> I'm looking at the XML store file, and the date format is confusing. I
> thought it would be base-64 encoded NSDate in iso 8601. There's something
> else going on. The content of the attribute seems to vary with the
> formatter
> used with the attribute, which is odd. Why not store in one flavor?
Thank you !
> > I'm looking at the XML store file, and the date format is confusing. I
>> thought it would be base-64 encoded NSDate in iso 8601. There's something
>> else going on. The content of the attribute seems to vary with the formatter
>> used with the attribute, which is odd. Why not store in one flavor?
> Do you really see different formats within the same XML file?
Not within the same file, per se. I changed formatters, and the content
changed dramatically.
It's possible it could be an aberration, since I didn't actually
document specific dates'
content, but it certainly looked different. I can take a closer look
> I only encountered this issue when dealing with a parser for XML and
> binary plists.
[quoted text clipped - 4 lines]
> look at CFAbsoluteTime;
> http://developer.apple.com/documentation/CoreFoundation/Conceptual/CFDatesAndTim
es/index.html).
Okay,
it certainly _looks_ like a relative seconds thing; deltas between
consecutive days
are the number of seconds in a day, so that settles that.

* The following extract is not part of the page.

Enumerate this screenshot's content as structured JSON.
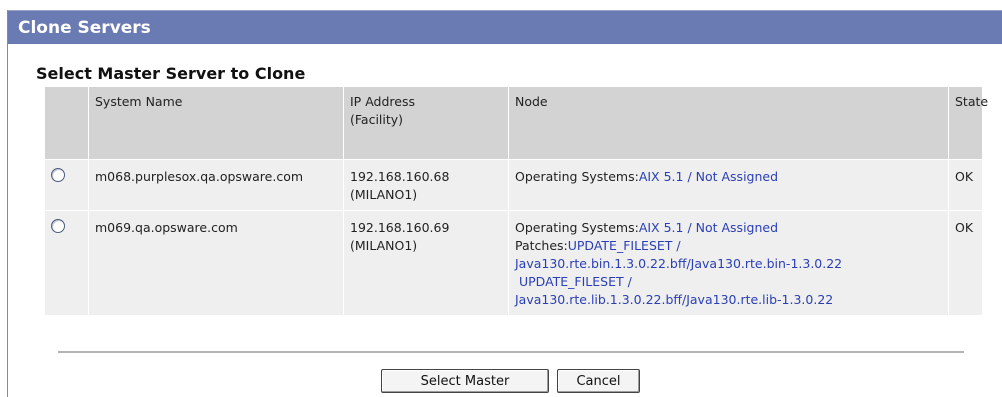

Negative
numbers and all for older
dates.
So are we to assume that the XML store uses this standard, and not ISO
8601 as I've
been lead to believe? All the googling I've done says it's 8601.
> Hope this helps.
>
> CU,
>
> Udo
Udo Schneider - 28 Jul 2005 07:49 GMT
> Not within the same file, per se. I changed formatters, and the content
> changed dramatically.
> It's possible it could be an aberration, since I didn't actually
> document specific dates'
> content, but it certainly looked different. I can take a closer look
Could you give an example?
> it certainly _looks_ like a relative seconds thing; deltas between
> consecutive days
> are the number of seconds in a day, so that settles that. Negative
> numbers and all for older
> dates.
According to CF-368.11\NumberDate.subproj\CFDate.h CFAbsoluteTime is
indeed a second offset:
[...]
typedef double CFTimeInterval;
typedef CFTimeInterval CFAbsoluteTime;
/* absolute time is the time interval since the reference date */
/* the reference date (epoch) is 00:00:00 1 January 2001. */
[...]
This is also confirmed if you take a lookt how an CFAbsoluteTime is
obtained in CF-368.11\NumberDate.subproj\CFDate.c:
[...]
CFAbsoluteTime CFAbsoluteTimeGetCurrent(void) {
CFAbsoluteTime ret;
#if defined(__MACH__) || defined(__svr4__) || defined(__hpux__) ||
defined(__LINUX__)
struct timeval tv;
gettimeofday(&tv, NULL);
ret = (CFTimeInterval)tv.tv_sec - kCFAbsoluteTimeIntervalSince1970;
ret += (1.0E-6 * (CFTimeInterval)tv.tv_usec);
#elif defined(__WIN32__)
FILETIME ft;
GetSystemTimeAsFileTime(&ft);
ret = _CFAbsoluteTimeFromFileTime(&ft);
#else
#error CFAbsoluteTimeGetCurrent unimplemented for this platform
#endif
return ret;
}
[...]
> So are we to assume that the XML store uses this standard, and not ISO
> 8601 as I've
> been lead to believe? All the googling I've done says it's 8601.
We both were right. I just doublechecked ("[...] read the source Luke!")
and found this (in CF-368.11/PropertyList.dtd):
<!ELEMENT date (#PCDATA)> <!-- Contents should conform to a subset of
ISO 8601 (in particular, YYYY '-' MM '-' DD 'T' HH ':' MM ':' SS 'Z'.
Smaller units may be omitted with a loss of precision) -->
This is of course ISO 8601 (although "just" a subset) .... but also
perfetcly valid RFC3339 (subset as well).
This subset avoids all the subtle details of ISO8601/RFC3339 (fractional
milliseconds ... ) .... but will allow me to use a much simpler parser
than my full blown RFC3339 parser :-).